Il y a encore quelques années, le marathon apparaissait pour beaucoup comme l’épreuve ultime, inaccessible, l’aboutissement d’une vie de course à pied. Pour être marathonien, il fallait être un peu fou, cela suscitait de l’admiration, et ce quelque soit le chrono réalisé sur la distance.
Les collègues, la famille, vous prenez pour un extra-terrestre, même si pour la plupart, ils n’avaient aucune idée de la débauche d’énergie nécessaire pour parvenir au bout de ces 42.195 km, ni des efforts consentis pendant des mois pour vous y préparer.

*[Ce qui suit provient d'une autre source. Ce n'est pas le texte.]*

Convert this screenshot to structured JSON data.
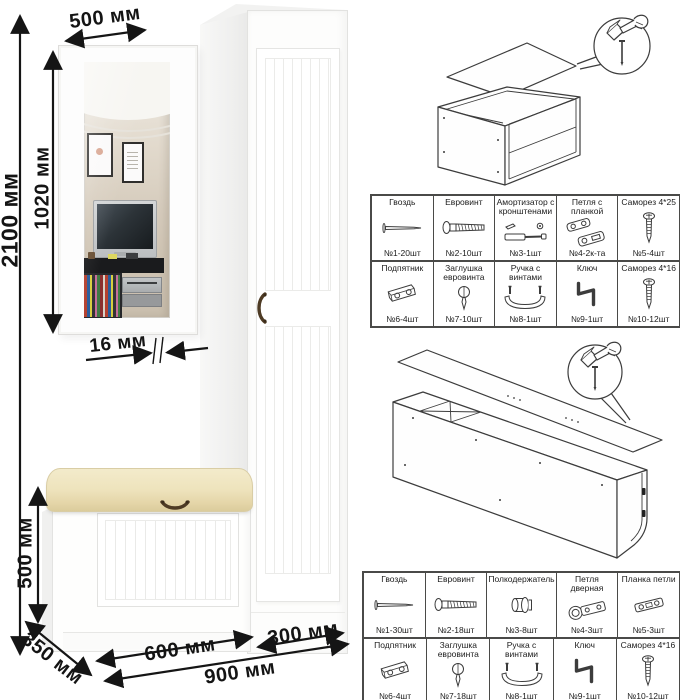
{
  "scene": {
    "dimensions": {
      "total_height": "2100 мм",
      "mirror_width": "500 мм",
      "mirror_height": "1020 мм",
      "mirror_thickness": "16 мм",
      "bench_height": "500 мм",
      "bench_depth": "350 мм",
      "bench_width": "600 мм",
      "wardrobe_width": "300 мм",
      "total_width": "900 мм"
    }
  },
  "hardware_tables": [
    {
      "id": "mirror-bench-hardware",
      "rows": [
        [
          {
            "name": "Гвоздь",
            "qty": "№1-20шт",
            "icon": "nail-icon"
          },
          {
            "name": "Евровинт",
            "qty": "№2-10шт",
            "icon": "confirmat-screw-icon"
          },
          {
            "name": "Амортизатор с кронштенами",
            "qty": "№3-1шт",
            "icon": "gas-strut-icon"
          },
          {
            "name": "Петля с планкой",
            "qty": "№4-2к-та",
            "icon": "hinge-with-plate-icon"
          },
          {
            "name": "Саморез 4*25",
            "qty": "№5-4шт",
            "icon": "screw-icon"
          }
        ],
        [
          {
            "name": "Подпятник",
            "qty": "№6-4шт",
            "icon": "footpad-icon"
          },
          {
            "name": "Заглушка евровинта",
            "qty": "№7-10шт",
            "icon": "cap-icon"
          },
          {
            "name": "Ручка с винтами",
            "qty": "№8-1шт",
            "icon": "handle-icon"
          },
          {
            "name": "Ключ",
            "qty": "№9-1шт",
            "icon": "key-icon"
          },
          {
            "name": "Саморез 4*16",
            "qty": "№10-12шт",
            "icon": "screw-icon"
          }
        ]
      ]
    },
    {
      "id": "wardrobe-hardware",
      "rows": [
        [
          {
            "name": "Гвоздь",
            "qty": "№1-30шт",
            "icon": "nail-icon"
          },
          {
            "name": "Евровинт",
            "qty": "№2-18шт",
            "icon": "confirmat-screw-icon"
          },
          {
            "name": "Полкодержатель",
            "qty": "№3-8шт",
            "icon": "shelf-pin-icon"
          },
          {
            "name": "Петля дверная",
            "qty": "№4-3шт",
            "icon": "door-hinge-icon"
          },
          {
            "name": "Планка петли",
            "qty": "№5-3шт",
            "icon": "hinge-plate-icon"
          }
        ],
        [
          {
            "name": "Подпятник",
            "qty": "№6-4шт",
            "icon": "footpad-icon"
          },
          {
            "name": "Заглушка евровинта",
            "qty": "№7-18шт",
            "icon": "cap-icon"
          },
          {
            "name": "Ручка с винтами",
            "qty": "№8-1шт",
            "icon": "handle-icon"
          },
          {
            "name": "Ключ",
            "qty": "№9-1шт",
            "icon": "key-icon"
          },
          {
            "name": "Саморез 4*16",
            "qty": "№10-12шт",
            "icon": "screw-icon"
          }
        ]
      ]
    }
  ],
  "colors": {
    "background": "#ffffff",
    "dimension_text": "#141414",
    "cushion": "#eee3bc",
    "handle_bronze": "#4e3b24",
    "furniture_white": "#fdfdfc",
    "table_border": "#4a4a48"
  }
}
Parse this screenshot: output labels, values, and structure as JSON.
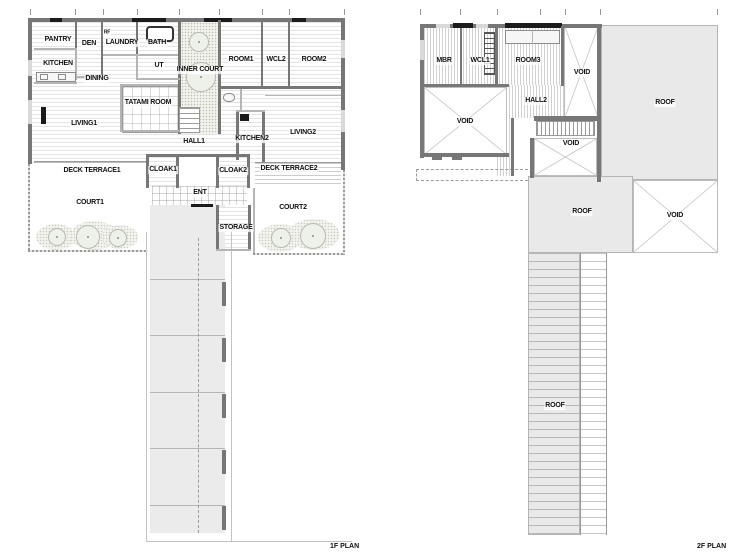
{
  "titles": {
    "floor1": "1F PLAN",
    "floor2": "2F PLAN"
  },
  "floor1": {
    "rooms": {
      "pantry": "PANTRY",
      "den": "DEN",
      "rf": "RF",
      "laundry": "LAUNDRY",
      "bath": "BATH",
      "kitchen": "KITCHEN",
      "ut": "UT",
      "inner_court": "INNER COURT",
      "dining": "DINING",
      "tatami": "TATAMI ROOM",
      "living1": "LIVING1",
      "hall1": "HALL1",
      "kitchen2": "KITCHEN2",
      "living2": "LIVING2",
      "room1": "ROOM1",
      "wcl2": "WCL2",
      "room2": "ROOM2",
      "deck_terrace1": "DECK TERRACE1",
      "cloak1": "CLOAK1",
      "cloak2": "CLOAK2",
      "deck_terrace2": "DECK TERRACE2",
      "ent": "ENT",
      "storage": "STORAGE",
      "court1": "COURT1",
      "court2": "COURT2"
    }
  },
  "floor2": {
    "rooms": {
      "mbr": "MBR",
      "wcl1": "WCL1",
      "room3": "ROOM3",
      "hall2": "HALL2",
      "void_right": "VOID",
      "void_left": "VOID",
      "void_center": "VOID",
      "void_se": "VOID",
      "roof_main": "ROOF",
      "roof_center": "ROOF",
      "roof_walk": "ROOF"
    }
  },
  "colors": {
    "wall": "#777777",
    "accent": "#1b1b1b",
    "roof_fill": "#e9e9e9"
  }
}
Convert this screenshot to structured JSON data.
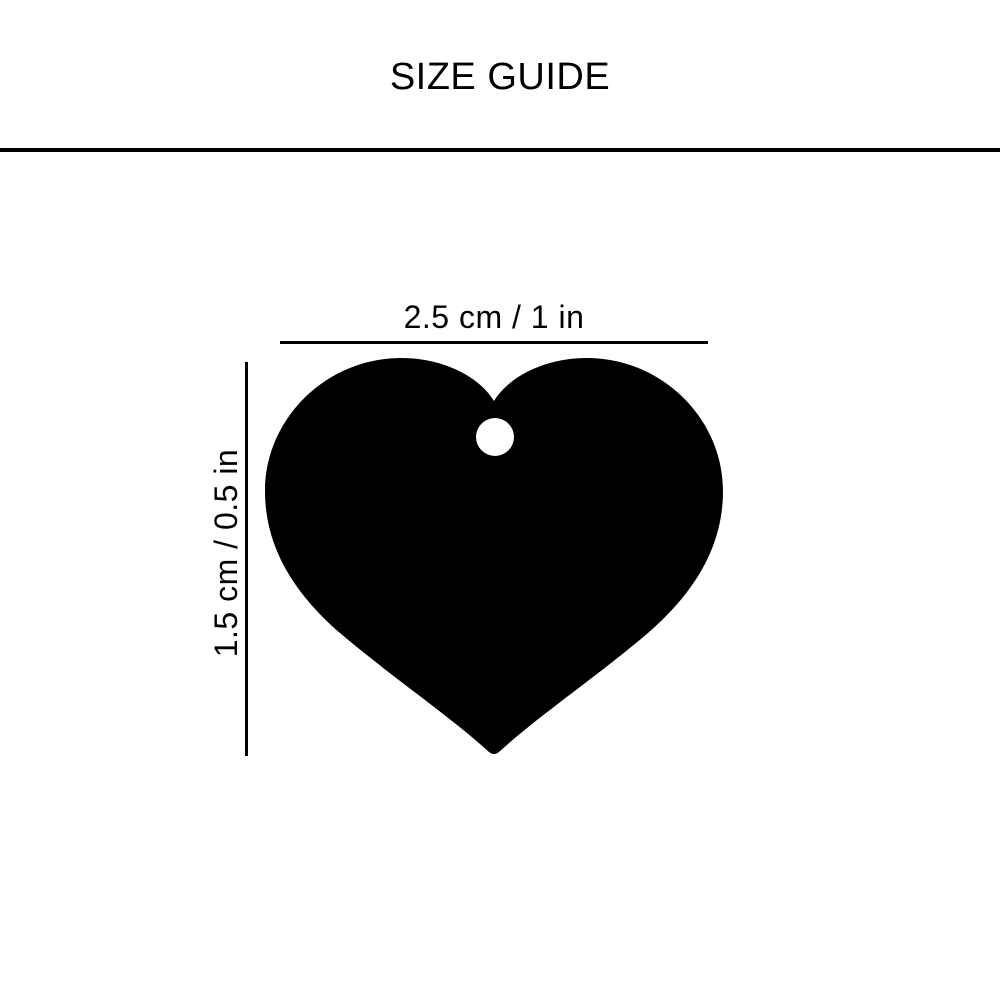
{
  "header": {
    "title": "SIZE GUIDE"
  },
  "diagram": {
    "item": "heart-pet-tag-silhouette",
    "width_label": "2.5 cm / 1 in",
    "height_label": "1.5 cm / 0.5 in",
    "shape_color": "#000000",
    "line_color": "#000000",
    "background_color": "#ffffff"
  }
}
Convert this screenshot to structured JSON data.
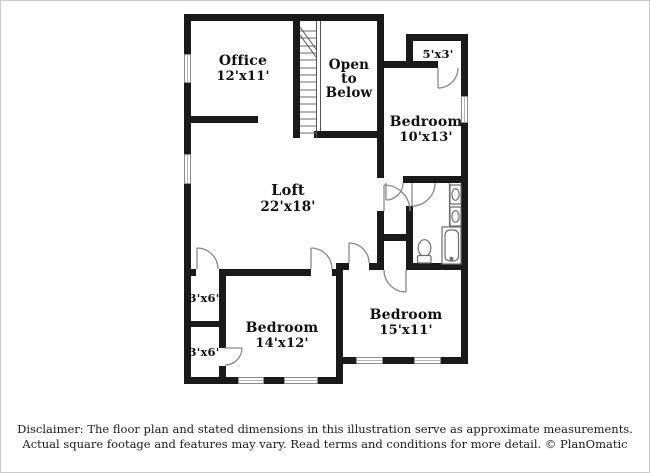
{
  "rooms": {
    "office": {
      "name": "Office",
      "dims": "12'x11'"
    },
    "open_to_below": {
      "line1": "Open",
      "line2": "to",
      "line3": "Below"
    },
    "closet_5x3": {
      "dims": "5'x3'"
    },
    "bedroom_10x13": {
      "name": "Bedroom",
      "dims": "10'x13'"
    },
    "loft": {
      "name": "Loft",
      "dims": "22'x18'"
    },
    "closet_3x6_upper": {
      "dims": "3'x6'"
    },
    "closet_3x6_lower": {
      "dims": "3'x6'"
    },
    "bedroom_14x12": {
      "name": "Bedroom",
      "dims": "14'x12'"
    },
    "bedroom_15x11": {
      "name": "Bedroom",
      "dims": "15'x11'"
    }
  },
  "footer": {
    "line1": "Disclaimer: The floor plan and stated dimensions in this illustration serve as approximate measurements.",
    "line2": "Actual square footage and features may vary. Read terms and conditions for more detail. © PlanOmatic"
  },
  "colors": {
    "wall": "#1a1a1a",
    "door_arc": "#8a8a8a",
    "window_frame": "#8c8c8c",
    "fixture": "#6e6e6e",
    "stair_line": "#6a6a6a",
    "text": "#101010",
    "page_border": "#c9c9c9"
  }
}
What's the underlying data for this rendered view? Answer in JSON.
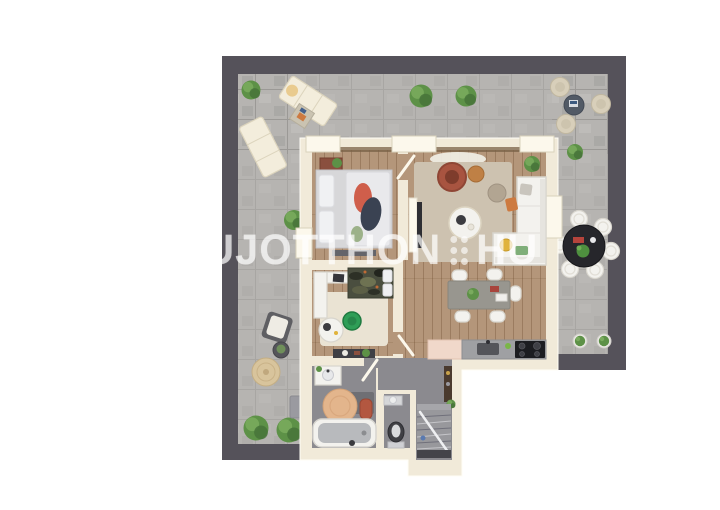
{
  "watermark": {
    "brand_left": "UJOTTHON",
    "brand_right": "HU",
    "separator_dots": 6
  },
  "palette": {
    "paper": "#ffffff",
    "terrace": "#b6b4b1",
    "deck": "#55525a",
    "wall": "#f1ead9",
    "wall-bright": "#fcf8ec",
    "wood": "#b4967a",
    "gray-floor": "#8b8a8f",
    "rug-living": "#cdc2b0",
    "rug-room2": "#eae3d3",
    "rug-bath": "#e3b58c",
    "white-furn": "#f3f2ee",
    "white-furn-stroke": "#d8d5cd",
    "dark-furn": "#3c3c41",
    "rust": "#a85440",
    "orange": "#cd7a40",
    "green": "#5d9147",
    "counter": "#9fa0a3",
    "pink-cabinet": "#f0d8ca",
    "watermark": "rgba(255,255,255,0.62)"
  }
}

Depuis, la course à pied est devenue tendance. Exit le jogging et la course à pied, le running est né, popularisant encore davantage une pratique déjà bien établie.
Formidable ! Après tout, le sport, c’est la santé. Que les gens se mettent à courir ne peut qu’être bénéfique pour eux. Oui mais voilà, il faudrait tout de même faire attention à ne pas banaliser ce qui devrait rester exceptionnel.
Le « Toujours plus loin, plus fort, plus vite, jusqu’au bout de l’extrême limite … » à la manière d’un feuilleton pour adolescent pré pubère diffusé dans les années 90 sur la chaine du temps de cerveau humain disponible a ses limites.
A force de vouloir relever des défis toujours plus fous, la course à pied pourrait s’avérer toxique pour celui qui ne sait pas dire stop. Le trail running en est un exemple flagrant. Les courses proposent des dénivelés toujours plus vertigineux, et les distances ne cessent d’augmenter. Jusqu’où cela va-t-il aller ?
La limite entre popularisation et banalisation est mince … et la discipline flirte en permanence avec cette ligne rouge. On peut dire ce que l’on veut de la polémique autour des points UTMB, ils ont au moins une vertu, celle de la progressivité. Pas question de se lancer à l’assaut du Mont-Blanc sans avoir un réel bagage derrière soi.
Aujourd’hui, courir un trail de 50 bornes est presque devenu une chose normale pour le commun des mortels, et pourtant … Sur la route, c’est la même chose. Le marathon ne fait plus peur, au risque de ne plus faire rêver. Finisher, ce mot revient souvent, mais quelle signification a-t-il pour les coureurs ? Franchir la ligne d’arrivée est une chose, mais la manière d’y parvenir en est une autre qui semble si insignifiante pour certains.
Le plaisir, moteur essentiel de la pratique sportive ne devrait pas être relégué au second plan. Une course commence bien avant le coup de pistolet du starter. C’est un long processus, des heures d’entrainement, de préparation, d’attente, qui se concrétisent enfin le jour de l’épreuve. La pleine mesure de la performance réalisée est à ce prix.
Ne pas se voir trop beau, trop fort, ne pas avoir l’ambition d’épater qui que ce soit, courir pour soi, par plaisir, se défier soi même avant de défier les autres, ne pas avoir peur de dire « c’est trop pour moi », apprendre le gout de l’effort, la persévérance et la progressivité … La course à pied est un sport plein d’humilité où le moindre écart de conduite se paie toujours un jour ou l’autre.
La popularisation de ce sport magnifique est une très bonne chose. La course à pied est une discipline accessible qui doit le demeurer. Quel plaisir de voir l’engouement autour de certains événements, la ferveur populaire qui s’en dégage. Il apparaît cependant nécessaire de lutter contre la banalisation de cette mode du running, qui repousse sans cesse les limites. Certaines épreuves nécessitent une grande expérience et une bonne préparation, elles ne doivent pas être prises à la légère. Préservons nos rêves intacts, le chemin pour les atteindre n’en sera que plus beau.